Wilhelm Langthaler ist leider nicht der einzige Akteur, mit Verbindungen in die rechtsextreme Szene. Ebenfalls in die Proteste eingebunden ist die Wiener Neonazi-Anwältin Astrid Wagner, die via Instagram im Shared Post mit der PSÖ, der Hauptorganisatorin der Demo, für die Demonstration aufruft. Bei Astrid Wagner handelt es sich um eine Anwältin, die vor allem Mörder, Neonazis und Rechtsterroristen vor Gericht vertritt. Zu ihren Mandant*innen gehörte etwa Rudolf Prinesdomu, der 2022 einen Rohrbombenanschlag auf das Volksstimmefest plante. Ebenfalls von Wagner vertreten wurde jener Neonazi und Mörder, der als „Techno Heinz“ bekannt wurde und der im vergangenen Jahr Milad E. In Wien ermordete.
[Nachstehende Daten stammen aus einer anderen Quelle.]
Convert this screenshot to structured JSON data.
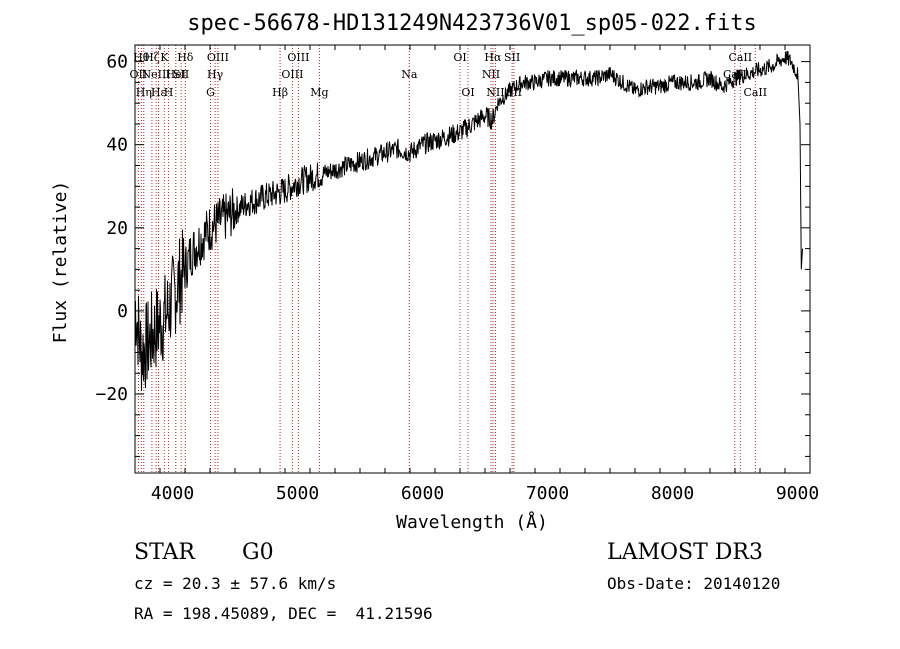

Der Mord an Milad E. gilt als einziger gesichert neonazistischer Mord im Jahr 2025 in Österreich. Auch außerhalb ihrer Tätigkeit als Anwältin ist Astrid Wagner bestens mit Akteur*innen der extremen Rechten vernetzt, sie lässt sich etwa immer wieder in freundschaftlicher Pose mit Hannes Brejcha fotografieren, den sie ebenfalls vor Gericht vertritt. Brejcha ist ein wichtiger Akteur der rechtsextremen Szene, der sich während der Covid-Pandemie etablierte und wahlweise mit Martin Sellner und Gottfried Küssel zusammenarbeitet. Dass linke Gruppen aus Wien scheinbar keine Berührungsängste zur Nazi-Anwältin Wagner haben, ist beschämend.

 

Ebenfalls in das Protestgeschehen eingebunden ist die Künstlerin Nina „Maleika“ Lorenz. Nina Lorenz ist etwa für den „Song Protest Vienna“ als Künstlerin angekündigt, der am 15.05.2026 stattfindet. Auf ihrem Instagramprofil verbreitet Lorenz antisemitische Verschwörungserzählungen. Sie behauptet beispielsweise, hinter dem Hantavirus stecke eine jüdische Verschwörung, da das Wort „Hanta“ im Hebräischen „Betrug“ oder „Scam“ bedeute. Im Jahr 2024 gab sie dem Rechtsextremen Compact-Magazin ein Interview. Auf ihrem Instagramprofil sagt sie in einem Video: „Die Linkswoken empfinde ich als hochgradige Faschisten.“ Solche Rhetorik kennt man in Österreich sonst nur von der FPÖ & Neonazis.

 

Diese drei Beispiele verdeutlichen klar, dass hier Akteur*innen, die keinerlei Scheu zu reaktionären, rechten Positionen haben oder diese selbst offen vertreten, nicht nur die Demonstrationen und Gegenveranstaltungen besuchen, sondern diese maßgeblich mittragen. Für uns ist unerklärlich, wie Gruppen, die einer radikalen, emanzipatorischen Linken zuzuordnen sind, wie beispielsweise die Gruppen System Change not Climate Change, Feministisches* Bloco Descolonial oder das autonome Hausprojekt Pankahyttn zu diesen Protesten aufrufen können. Wir appellieren an alle Linken, die diesen Text lesen, sich in Selbstkritik zu üben und sich klar gegen eine Querfront zu stellen. Alles andere muss klar benannt werden als das was es ist: ein völliges Einreißen aller roter Linien unter dem Deckmantel der Palästinasolidarität.

 

Keine Zusammenarbeit mit Menschenfeinden, keine Zusammenarbeit mit Neonazis und denen, die mit solchen zusammenarbeiten. Keine Zusammenarbeit mit Antisemit*innen.

 

Für eine emanzipatorische, universelle Linke.